WASHINGTON — How much does the U.S. government really trust Canada? Maybe less than you think.

WASHINGTON — How much does the U.S. government really trust Canada? Maybe less than you think.

Espionage warnings from the Defence Department caused an international sensation a few years ago over reports of mysterious coins with radio frequency transmitters, until they were debunked. The culprit turned out to be a commemorative quarter.

But at the height of the mystery, senior Pentagon officials speculated whether Canadians were involved in the spy caper, according to emails marked “Secret/NoForn” and obtained this week by The Associated Press under the U.S. Freedom of Information Act.

In the emails, released to The AP with names blacked out but job titles disclosed, Pentagon officials question whether they should warn military officers in the U.S. Northern Command, who regularly met Canadian counterparts about classified subjects inside bug-proof, government meeting rooms.

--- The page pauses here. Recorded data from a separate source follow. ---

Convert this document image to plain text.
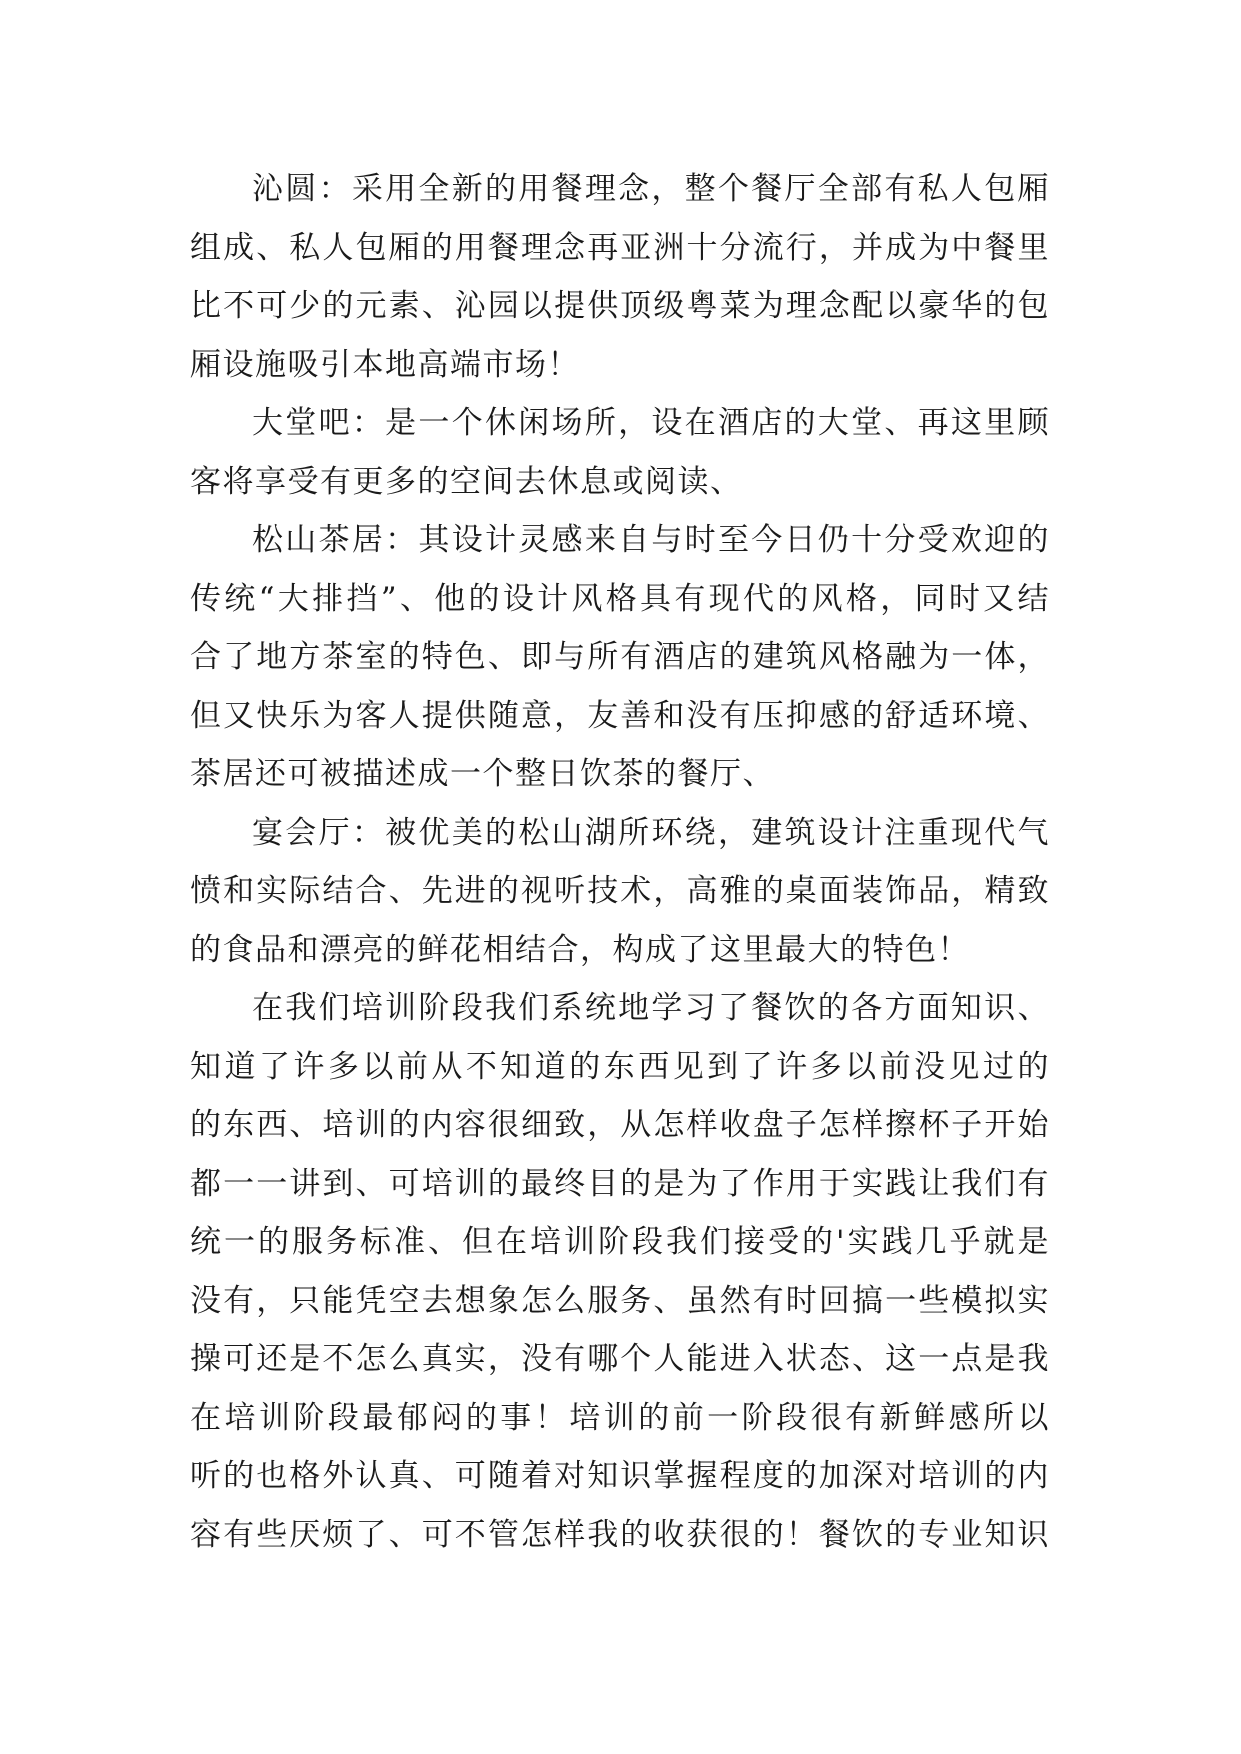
沁圆：采用全新的用餐理念，整个餐厅全部有私人包厢
组成、私人包厢的用餐理念再亚洲十分流行，并成为中餐里
比不可少的元素、沁园以提供顶级粤菜为理念配以豪华的包
厢设施吸引本地高端市场！
大堂吧：是一个休闲场所，设在酒店的大堂、再这里顾
客将享受有更多的空间去休息或阅读、
松山茶居：其设计灵感来自与时至今日仍十分受欢迎的
传统“大排挡”、他的设计风格具有现代的风格，同时又结
合了地方茶室的特色、即与所有酒店的建筑风格融为一体，
但又快乐为客人提供随意，友善和没有压抑感的舒适环境、
茶居还可被描述成一个整日饮茶的餐厅、
宴会厅：被优美的松山湖所环绕，建筑设计注重现代气
愤和实际结合、先进的视听技术，高雅的桌面装饰品，精致
的食品和漂亮的鲜花相结合，构成了这里最大的特色！
在我们培训阶段我们系统地学习了餐饮的各方面知识、
知道了许多以前从不知道的东西见到了许多以前没见过的
的东西、培训的内容很细致，从怎样收盘子怎样擦杯子开始
都一一讲到、可培训的最终目的是为了作用于实践让我们有
统一的服务标准、但在培训阶段我们接受的'实践几乎就是
没有，只能凭空去想象怎么服务、虽然有时回搞一些模拟实
操可还是不怎么真实，没有哪个人能进入状态、这一点是我
在培训阶段最郁闷的事！培训的前一阶段很有新鲜感所以
听的也格外认真、可随着对知识掌握程度的加深对培训的内
容有些厌烦了、可不管怎样我的收获很的！餐饮的专业知识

The rooms are known as secure compartmentalized information facilities, or SKIFs.

“Isn’t the Canadian piece something that should be briefed to Northcom since the Canadians sit in their SKIFs?” asked the Pentagon’s deputy director for counterintelligence oversight.

“Good point,” replied the Pentagon’s acting director for counterintelligence. “It is possible that DSS (the U.S. Defence Security Service) sent their report to Northcom. Then again, I don’t think it is an issue of the Canadians being the bad guys, but then again, who knows.”

In sensational warnings that circulated publicly in late 2006 and early 2007, the Pentagon’s Defence Security Service said coins with radio transmitters were found planted on U.S. army contractors with classified security clearances on at least three occasions between October 2005 and January 2006.

In January 2007, the government abruptly reversed itself and said the warnings were not true. But the case remained a mystery until months later, when AP learned that the flap had been caused by suspicions over the Canadian “poppy” quarter.

What suspicious contractors believed to be “nanotechnology” on the coins actually was a protective coating applied to prevent the poppy’s red colour from rubbing off.